S'ensuit une autre série d'essais, dont une dans quatre hôpitaux d'Île-de-France qui a comparé l'évolution de 181 patients atteints par le Covid-19 avec atteinte pulmonaire justifiant une oxygénothérapie : 84 avaient commencé à recevoir de l'hydroxychloroquine (600 mg par jour) dans les 48 premières heures de leur hospitalisation, et 97 n'en avaient pas reçu durant cette période (groupe témoin). S'il n'y a pas eu de "différence statistiquement significative" sur l'amélioration de l'état de santé des patients, davantage d'effets secondaires cardiaques sont néanmoins apparus dans le groupe qui prenait de l'hydroxychloroquine, et 9,5 % d'entre eux ont dû interrompre ce traitement pour ce motif.

Toujours selon Prescrire, les profils d'effets indésirables de l'hydroxychloroquine et de l'azithromycine font prévoir que leur association augmente les risques de troubles graves du rythme cardiaque, une hypothèse confortée par "de plus en plus de données cliniques", écrit la revue. Notamment celle d'une équipe à New York ayant étudié les données électrocardiographiques d'une série de 84 patients hospitalisés pour un covid-19 et traités par l'association hydroxychloroquine + azithromycine. "Sous traitement, un allongement de l’intervalle QT de l'électrocardiogramme dépassant 500 millisecondes a été constaté chez 11 % des patients, un seuil à partir duquel le risque d'arythmie cardiaque et de torsades de pointes est particulièrement élevé".

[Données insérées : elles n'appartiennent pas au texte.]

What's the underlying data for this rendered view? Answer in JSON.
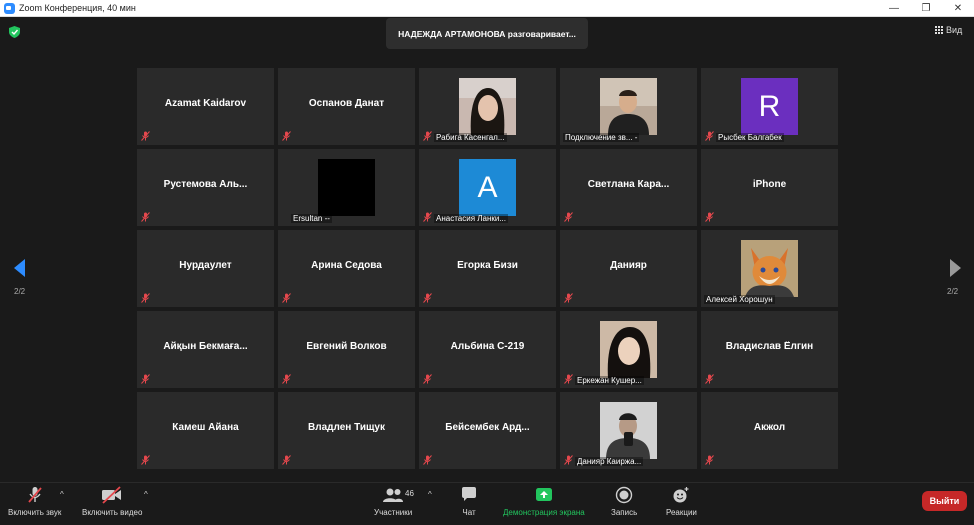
{
  "window": {
    "title": "Zoom Конференция, 40 мин",
    "controls": [
      "—",
      "❐",
      "✕"
    ]
  },
  "banner": {
    "text": "НАДЕЖДА АРТАМОНОВА разговаривает..."
  },
  "view_button": {
    "label": "Вид"
  },
  "pagination": {
    "left": "2/2",
    "right": "2/2"
  },
  "participants": [
    {
      "name": "Azamat Kaidarov",
      "video": "none"
    },
    {
      "name": "Оспанов Данат",
      "video": "none"
    },
    {
      "name": "Рабига Касенгал...",
      "video": "photo"
    },
    {
      "name": "Подключение зв... -",
      "video": "photo"
    },
    {
      "name": "Рысбек Балгабек",
      "video": "letter",
      "letter": "R",
      "color": "#6b2fbf"
    },
    {
      "name": "Рустемова Аль...",
      "video": "none"
    },
    {
      "name": "Ersultan --",
      "video": "black"
    },
    {
      "name": "Анастасия Ланки...",
      "video": "letter",
      "letter": "A",
      "color": "#1d8ad6"
    },
    {
      "name": "Светлана Кара...",
      "video": "none"
    },
    {
      "name": "iPhone",
      "video": "none"
    },
    {
      "name": "Нурдаулет",
      "video": "none"
    },
    {
      "name": "Арина Седова",
      "video": "none"
    },
    {
      "name": "Егорка Бизи",
      "video": "none"
    },
    {
      "name": "Данияр",
      "video": "none"
    },
    {
      "name": "Алексей Хорошун",
      "video": "photo"
    },
    {
      "name": "Айқын Бекмаға...",
      "video": "none"
    },
    {
      "name": "Евгений Волков",
      "video": "none"
    },
    {
      "name": "Альбина С-219",
      "video": "none"
    },
    {
      "name": "Еркежан Кушер...",
      "video": "photo"
    },
    {
      "name": "Владислав Ёлгин",
      "video": "none"
    },
    {
      "name": "Камеш Айана",
      "video": "none"
    },
    {
      "name": "Владлен Тищук",
      "video": "none"
    },
    {
      "name": "Бейсембек Ард...",
      "video": "none"
    },
    {
      "name": "Данияр Каиржа...",
      "video": "photo"
    },
    {
      "name": "Акжол",
      "video": "none"
    }
  ],
  "toolbar": {
    "mute": "Включить звук",
    "video": "Включить видео",
    "participants": "Участники",
    "participants_count": "46",
    "chat": "Чат",
    "share": "Демонстрация экрана",
    "record": "Запись",
    "reactions": "Реакции",
    "leave": "Выйти"
  },
  "colors": {
    "background": "#1a1a1a",
    "tile": "#2a2a2a",
    "accent_blue": "#2d8cff",
    "share_green": "#22c55e",
    "leave_red": "#c62828",
    "muted_red": "#e5484d"
  }
}
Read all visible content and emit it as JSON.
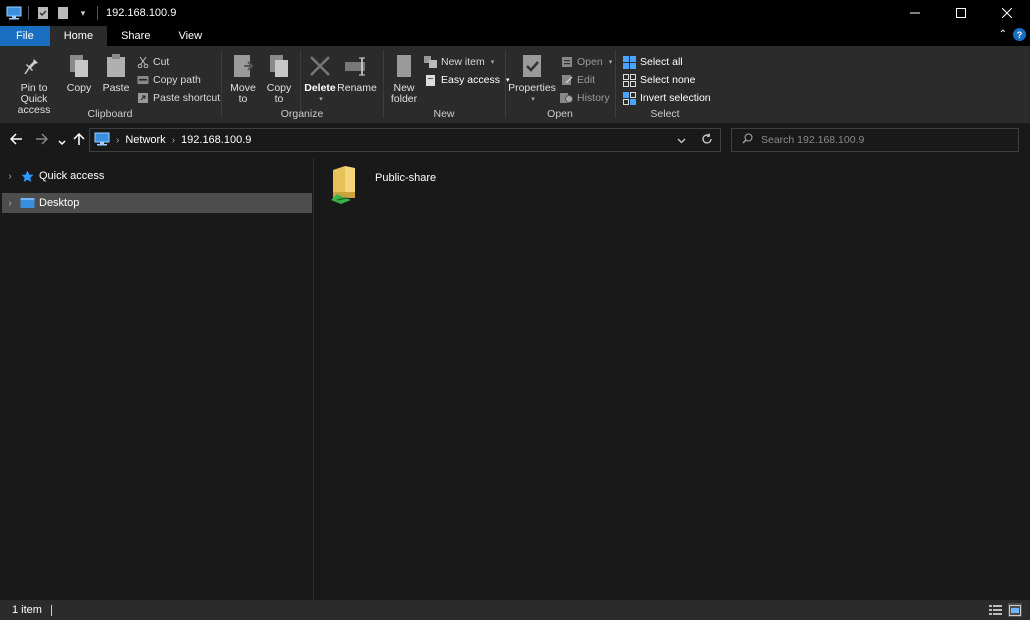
{
  "window": {
    "title": "192.168.100.9",
    "controls": {
      "minimize": "—",
      "maximize": "☐",
      "close": "✕"
    }
  },
  "ribbon_tabs": [
    "File",
    "Home",
    "Share",
    "View"
  ],
  "ribbon": {
    "clipboard": {
      "label": "Clipboard",
      "pin_line1": "Pin to Quick",
      "pin_line2": "access",
      "copy": "Copy",
      "paste": "Paste",
      "cut": "Cut",
      "copy_path": "Copy path",
      "paste_shortcut": "Paste shortcut"
    },
    "organize": {
      "label": "Organize",
      "move_line1": "Move",
      "move_line2": "to",
      "copyto_line1": "Copy",
      "copyto_line2": "to",
      "delete": "Delete",
      "rename": "Rename"
    },
    "new": {
      "label": "New",
      "folder_line1": "New",
      "folder_line2": "folder",
      "new_item": "New item",
      "easy_access": "Easy access"
    },
    "open": {
      "label": "Open",
      "properties": "Properties",
      "open": "Open",
      "edit": "Edit",
      "history": "History"
    },
    "select": {
      "label": "Select",
      "select_all": "Select all",
      "select_none": "Select none",
      "invert": "Invert selection"
    }
  },
  "address": {
    "crumbs": [
      "Network",
      "192.168.100.9"
    ],
    "search_placeholder": "Search 192.168.100.9"
  },
  "nav_tree": [
    {
      "label": "Quick access",
      "icon": "star-icon"
    },
    {
      "label": "Desktop",
      "icon": "desktop-folder-icon",
      "selected": true
    }
  ],
  "items": [
    {
      "label": "Public-share",
      "icon": "shared-folder-icon"
    }
  ],
  "status": {
    "count": "1 item"
  },
  "colors": {
    "accent": "#1a6ec2",
    "background": "#191919",
    "ribbon": "#2b2b2b",
    "selected": "#4d4d4d"
  }
}
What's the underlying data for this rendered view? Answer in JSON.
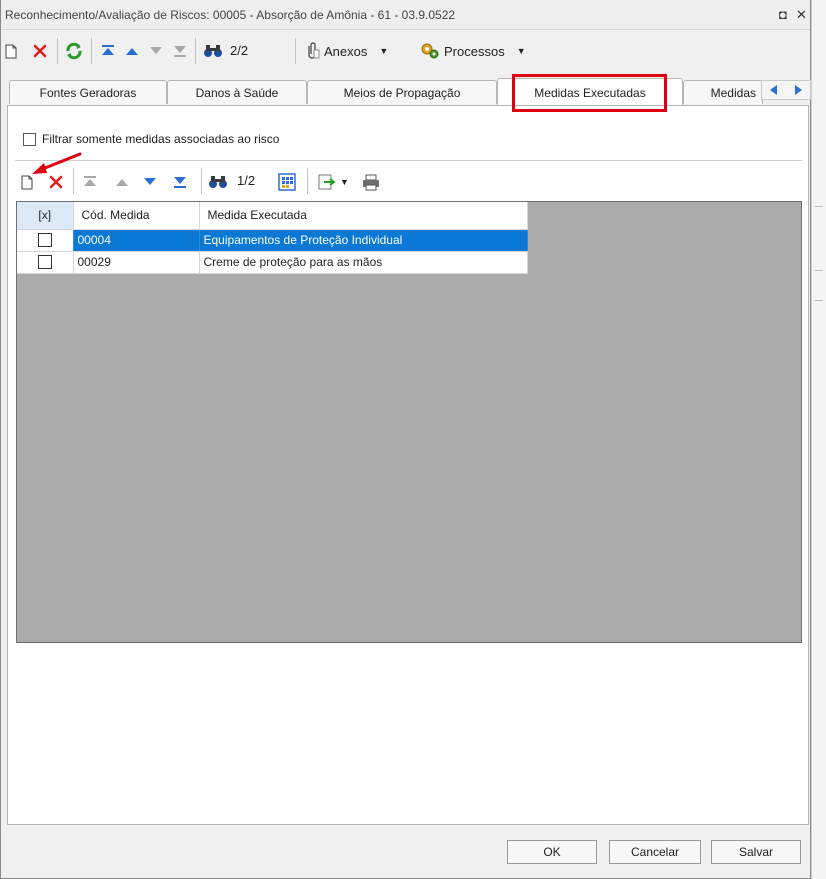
{
  "window": {
    "title": "Reconhecimento/Avaliação de Riscos: 00005 - Absorção de Amônia - 61 - 03.9.0522",
    "restore_glyph": "◘",
    "close_glyph": "✕"
  },
  "toolbar": {
    "record_counter": "2/2",
    "anexos_label": "Anexos",
    "processos_label": "Processos",
    "dropdown_glyph": "▼"
  },
  "tabs": [
    {
      "label": "Fontes Geradoras"
    },
    {
      "label": "Danos à Saúde"
    },
    {
      "label": "Meios de Propagação"
    },
    {
      "label": "Medidas Executadas"
    },
    {
      "label": "Medidas"
    }
  ],
  "active_tab": "Medidas Executadas",
  "filter": {
    "label": "Filtrar somente medidas associadas ao risco",
    "checked": false
  },
  "grid_toolbar": {
    "record_counter": "1/2",
    "dropdown_glyph": "▼"
  },
  "grid": {
    "columns": [
      "[x]",
      "Cód. Medida",
      "Medida Executada"
    ],
    "rows": [
      {
        "code": "00004",
        "name": "Equipamentos de Proteção Individual",
        "selected": true,
        "checked": false
      },
      {
        "code": "00029",
        "name": "Creme de proteção para as mãos",
        "selected": false,
        "checked": false
      }
    ]
  },
  "buttons": {
    "ok": "OK",
    "cancelar": "Cancelar",
    "salvar": "Salvar"
  },
  "colors": {
    "selection": "#0a79d6",
    "highlight": "#e0000f",
    "grid_background": "#ababab",
    "delete_red": "#e02020"
  }
}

Des effets indésirables cardiaques graves

Les conclusions de Prescrire sont très défavorables à l'association de ces deux traitements, sur la base des résultats de différents essais cliniques, rappelant les résultats de l'enquête du centre régional de pharmacovigilance de Nice, sous l'autorité de l'Agence française du médicament (ANSM), portant plus spécifiquement sur les effets indésirables cardiovasculaires rapportés à des traitements du covid-19 : "53 cas d’effets indésirables cardiaques ont ainsi été analysés, dont 43 cas rapportés à l’hydroxychloroquine, seule ou en association (notamment avec l’azithromycine) : 7 cas de mort subites (dont 3 réanimés avec succès), une dizaine de troubles du rythme électrocardiographiques ou symptômes cardiaques à type de syncopes, et des troubles de la conduction dont des allongements de l’intervalle QT, d’évolution favorable après arrêt du traitement. L'ANSM a conclu qu'étant donné l'importance de la sous-déclaration dans un contexte de grande activité des équipes soignantes hospitalières, ces cas repérés 'constituent un signal important'".

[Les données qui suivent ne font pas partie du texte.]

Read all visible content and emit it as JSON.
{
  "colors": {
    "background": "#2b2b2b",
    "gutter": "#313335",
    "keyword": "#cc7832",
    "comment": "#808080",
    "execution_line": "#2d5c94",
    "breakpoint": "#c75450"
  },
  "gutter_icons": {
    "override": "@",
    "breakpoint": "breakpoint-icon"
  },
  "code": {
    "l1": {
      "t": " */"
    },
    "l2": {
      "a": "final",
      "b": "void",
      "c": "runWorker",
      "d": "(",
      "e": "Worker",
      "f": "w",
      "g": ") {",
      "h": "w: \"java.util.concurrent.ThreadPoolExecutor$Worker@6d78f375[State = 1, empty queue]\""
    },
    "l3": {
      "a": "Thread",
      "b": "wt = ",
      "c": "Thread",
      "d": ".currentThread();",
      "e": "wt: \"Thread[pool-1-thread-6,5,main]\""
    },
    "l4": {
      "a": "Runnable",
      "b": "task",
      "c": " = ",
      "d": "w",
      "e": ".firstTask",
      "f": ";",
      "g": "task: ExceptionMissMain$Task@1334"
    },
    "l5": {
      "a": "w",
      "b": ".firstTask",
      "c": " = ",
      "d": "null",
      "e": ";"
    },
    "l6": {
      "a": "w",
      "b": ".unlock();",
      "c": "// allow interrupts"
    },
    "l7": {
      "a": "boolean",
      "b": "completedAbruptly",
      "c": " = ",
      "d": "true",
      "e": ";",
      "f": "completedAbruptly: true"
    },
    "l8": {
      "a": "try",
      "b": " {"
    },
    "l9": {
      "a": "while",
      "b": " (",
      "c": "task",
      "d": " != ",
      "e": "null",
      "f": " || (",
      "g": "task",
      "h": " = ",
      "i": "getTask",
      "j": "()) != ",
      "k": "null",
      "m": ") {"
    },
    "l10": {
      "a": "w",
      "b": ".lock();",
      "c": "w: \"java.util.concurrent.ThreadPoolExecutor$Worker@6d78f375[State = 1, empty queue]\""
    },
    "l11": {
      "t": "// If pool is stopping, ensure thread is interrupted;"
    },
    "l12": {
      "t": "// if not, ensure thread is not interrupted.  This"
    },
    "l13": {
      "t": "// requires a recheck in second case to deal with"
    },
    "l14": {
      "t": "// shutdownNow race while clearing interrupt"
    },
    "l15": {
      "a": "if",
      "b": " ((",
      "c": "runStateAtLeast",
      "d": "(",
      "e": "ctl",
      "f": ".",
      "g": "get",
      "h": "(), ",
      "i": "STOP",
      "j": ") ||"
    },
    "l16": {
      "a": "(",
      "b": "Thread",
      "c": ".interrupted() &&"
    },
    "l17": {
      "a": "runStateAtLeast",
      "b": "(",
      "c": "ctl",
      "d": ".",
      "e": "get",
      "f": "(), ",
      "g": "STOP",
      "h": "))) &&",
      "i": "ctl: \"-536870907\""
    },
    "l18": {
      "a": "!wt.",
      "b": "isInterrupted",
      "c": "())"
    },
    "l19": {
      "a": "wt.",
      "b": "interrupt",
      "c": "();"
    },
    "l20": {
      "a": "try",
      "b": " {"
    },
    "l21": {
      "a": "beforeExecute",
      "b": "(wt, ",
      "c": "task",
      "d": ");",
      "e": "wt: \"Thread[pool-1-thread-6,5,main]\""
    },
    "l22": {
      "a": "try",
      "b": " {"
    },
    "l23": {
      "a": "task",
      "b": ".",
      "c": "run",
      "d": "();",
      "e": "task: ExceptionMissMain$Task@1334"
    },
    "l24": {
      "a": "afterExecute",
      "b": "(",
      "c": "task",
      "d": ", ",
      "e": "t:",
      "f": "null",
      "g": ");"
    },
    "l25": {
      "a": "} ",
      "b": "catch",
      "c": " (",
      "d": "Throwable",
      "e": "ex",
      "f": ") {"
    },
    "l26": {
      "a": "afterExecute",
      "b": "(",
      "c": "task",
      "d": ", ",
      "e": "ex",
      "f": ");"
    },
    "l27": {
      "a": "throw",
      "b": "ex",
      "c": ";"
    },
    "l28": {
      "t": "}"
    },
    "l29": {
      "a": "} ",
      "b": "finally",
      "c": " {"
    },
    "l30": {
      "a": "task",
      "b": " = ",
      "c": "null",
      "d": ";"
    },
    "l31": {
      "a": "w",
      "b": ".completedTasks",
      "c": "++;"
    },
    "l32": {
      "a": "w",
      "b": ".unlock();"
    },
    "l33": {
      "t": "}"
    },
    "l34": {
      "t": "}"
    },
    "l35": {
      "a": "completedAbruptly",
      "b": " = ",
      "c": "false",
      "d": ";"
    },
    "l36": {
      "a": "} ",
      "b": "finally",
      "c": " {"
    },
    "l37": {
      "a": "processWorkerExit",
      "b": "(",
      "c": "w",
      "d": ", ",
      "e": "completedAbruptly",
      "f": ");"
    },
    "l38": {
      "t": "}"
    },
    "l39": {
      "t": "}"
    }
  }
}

Ainsi, selon la revue, deux conclusions s'imposent au 15 avril 2020 : "on ne connaît pas encore de traitement qui réduit le risque d'évolution vers un Covid-19 grave" et "exposer les patients à l'hydroxychloroquine et à l'azithromycine augmente le risque d'effets indésirables cardiaques graves". 

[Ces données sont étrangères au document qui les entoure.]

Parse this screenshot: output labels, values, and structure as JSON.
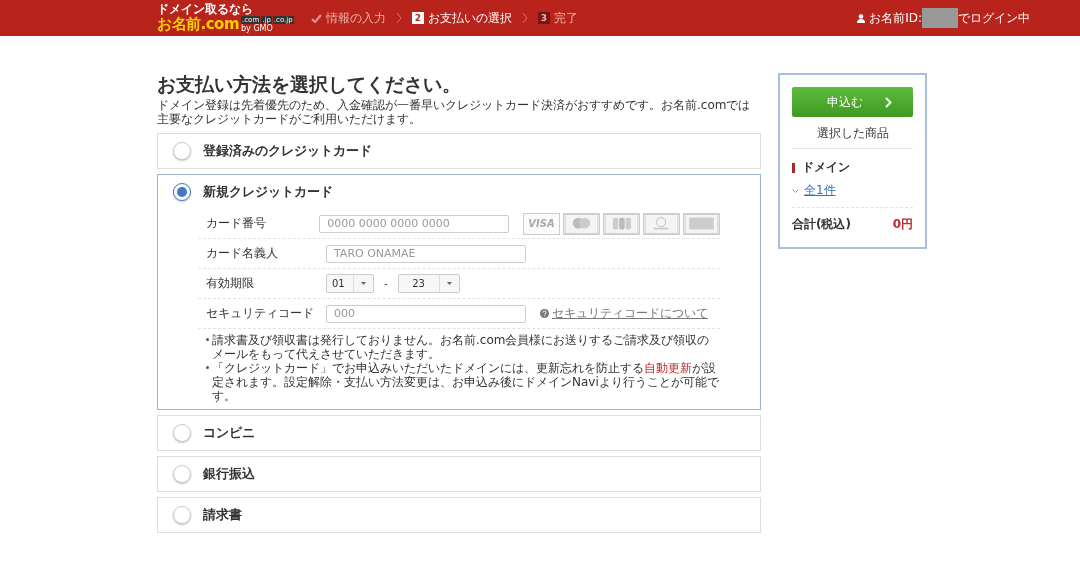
{
  "header": {
    "logo": {
      "tagline": "ドメイン取るなら",
      "name": "お名前.com",
      "domains": [
        ".com",
        ".jp",
        ".co.jp"
      ],
      "by": "by GMO"
    },
    "steps": [
      {
        "label": "情報の入力",
        "kind": "done"
      },
      {
        "number": "2",
        "label": "お支払いの選択",
        "kind": "current"
      },
      {
        "number": "3",
        "label": "完了",
        "kind": "upcoming"
      }
    ],
    "user": {
      "prefix": "お名前ID:",
      "suffix": "でログイン中"
    }
  },
  "title": "お支払い方法を選択してください。",
  "lead": "ドメイン登録は先着優先のため、入金確認が一番早いクレジットカード決済がおすすめです。お名前.comでは主要なクレジットカードがご利用いただけます。",
  "methods": [
    {
      "label": "登録済みのクレジットカード",
      "selected": false
    },
    {
      "label": "新規クレジットカード",
      "selected": true,
      "form": {
        "rows": [
          {
            "kind": "text",
            "label": "カード番号",
            "placeholder": "0000 0000 0000 0000",
            "brands": [
              {
                "kind": "visa",
                "label": "VISA"
              },
              {
                "kind": "mastercard"
              },
              {
                "kind": "jcb"
              },
              {
                "kind": "diners"
              },
              {
                "kind": "amex"
              }
            ]
          },
          {
            "kind": "text",
            "label": "カード名義人",
            "placeholder": "TARO ONAMAE"
          },
          {
            "kind": "expiry",
            "label": "有効期限",
            "month": "01",
            "separator": "-",
            "year": "23"
          },
          {
            "kind": "text",
            "label": "セキュリティコード",
            "placeholder": "000",
            "help": "セキュリティコードについて"
          }
        ],
        "notes": [
          {
            "before": "請求書及び領収書は発行しておりません。お名前.com会員様にお送りするご請求及び領収のメールをもって代えさせていただきます。"
          },
          {
            "before": "「クレジットカード」でお申込みいただいたドメインには、更新忘れを防止する",
            "highlight": "自動更新",
            "after": "が設定されます。設定解除・支払い方法変更は、お申込み後にドメインNaviより行うことが可能です。"
          }
        ]
      }
    },
    {
      "label": "コンビニ",
      "selected": false
    },
    {
      "label": "銀行振込",
      "selected": false
    },
    {
      "label": "請求書",
      "selected": false
    }
  ],
  "sidebar": {
    "button": "申込む",
    "heading": "選択した商品",
    "category": "ドメイン",
    "toggle": "全1件",
    "total_label": "合計(税込)",
    "total": "0円"
  }
}
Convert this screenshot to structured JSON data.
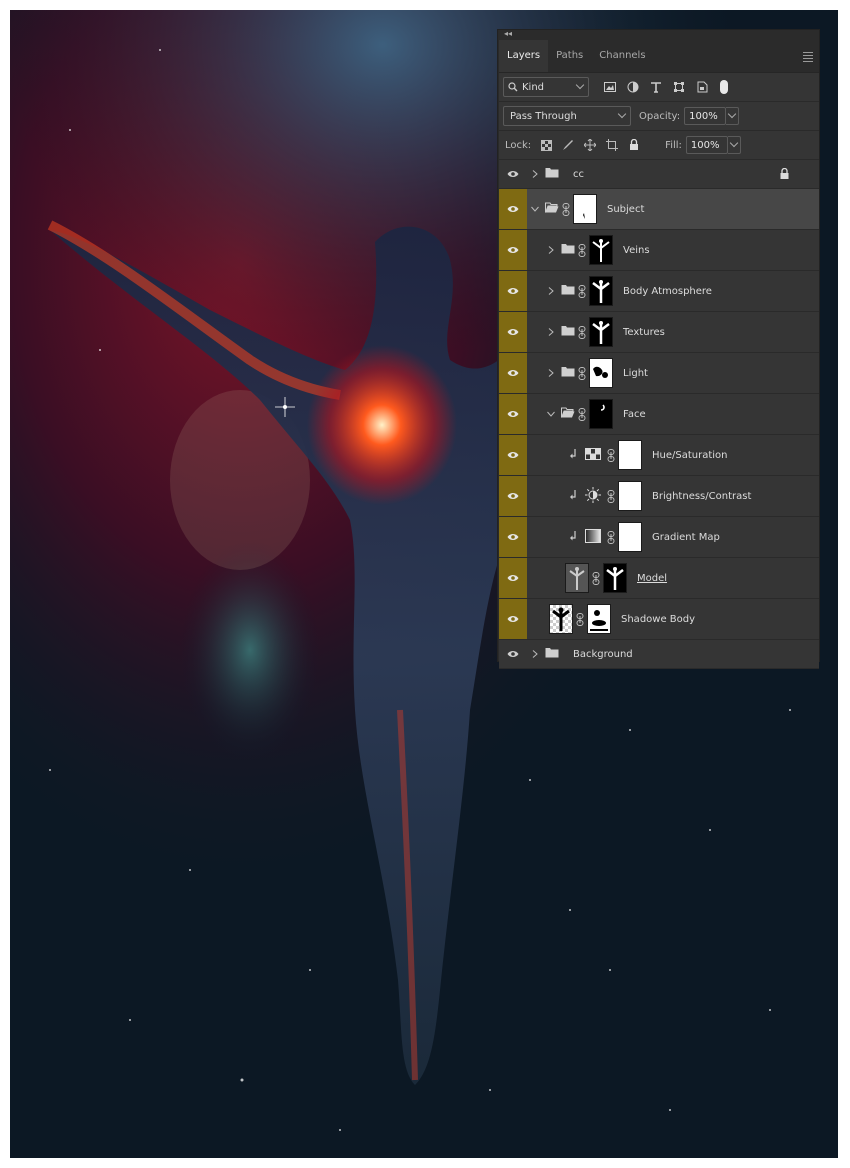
{
  "panel": {
    "tabs": [
      {
        "label": "Layers",
        "active": true
      },
      {
        "label": "Paths",
        "active": false
      },
      {
        "label": "Channels",
        "active": false
      }
    ],
    "filter": {
      "kind_label": "Kind"
    },
    "blend_mode": "Pass Through",
    "opacity": {
      "label": "Opacity:",
      "value": "100%"
    },
    "lock": {
      "label": "Lock:"
    },
    "fill": {
      "label": "Fill:",
      "value": "100%"
    }
  },
  "layers": [
    {
      "name": "cc",
      "type": "group",
      "visible": true,
      "locked": true,
      "expanded": false
    },
    {
      "name": "Subject",
      "type": "group",
      "visible": true,
      "expanded": true,
      "selected": true
    },
    {
      "name": "Veins",
      "type": "group",
      "visible": true,
      "expanded": false
    },
    {
      "name": "Body Atmosphere",
      "type": "group",
      "visible": true,
      "expanded": false
    },
    {
      "name": "Textures",
      "type": "group",
      "visible": true,
      "expanded": false
    },
    {
      "name": "Light",
      "type": "group",
      "visible": true,
      "expanded": false
    },
    {
      "name": "Face",
      "type": "group",
      "visible": true,
      "expanded": true
    },
    {
      "name": "Hue/Saturation",
      "type": "adjustment",
      "visible": true,
      "clipped": true
    },
    {
      "name": "Brightness/Contrast",
      "type": "adjustment",
      "visible": true,
      "clipped": true
    },
    {
      "name": "Gradient Map",
      "type": "adjustment",
      "visible": true,
      "clipped": true
    },
    {
      "name": "Model",
      "type": "pixel",
      "visible": true
    },
    {
      "name": "Shadowe Body",
      "type": "pixel",
      "visible": true
    },
    {
      "name": "Background",
      "type": "group",
      "visible": true,
      "expanded": false
    }
  ],
  "colors": {
    "panel_bg": "#353535",
    "visibility_highlight": "#7f6a12",
    "selected_row": "#474747"
  }
}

Des dizaines d'études et d'essais cliniques sont actuellement en cours à travers le monde, rien que pour l’hydroxychloroquine. À l'international comme en France, la molécule divise. Des médecins des Hôpitaux universitaires de Genève (HUG) ont signé ce vendredi 17 avril une synthèse détaillée ne montrant pas hélas d’effet bénéfique majeur de la molécule à ce stade.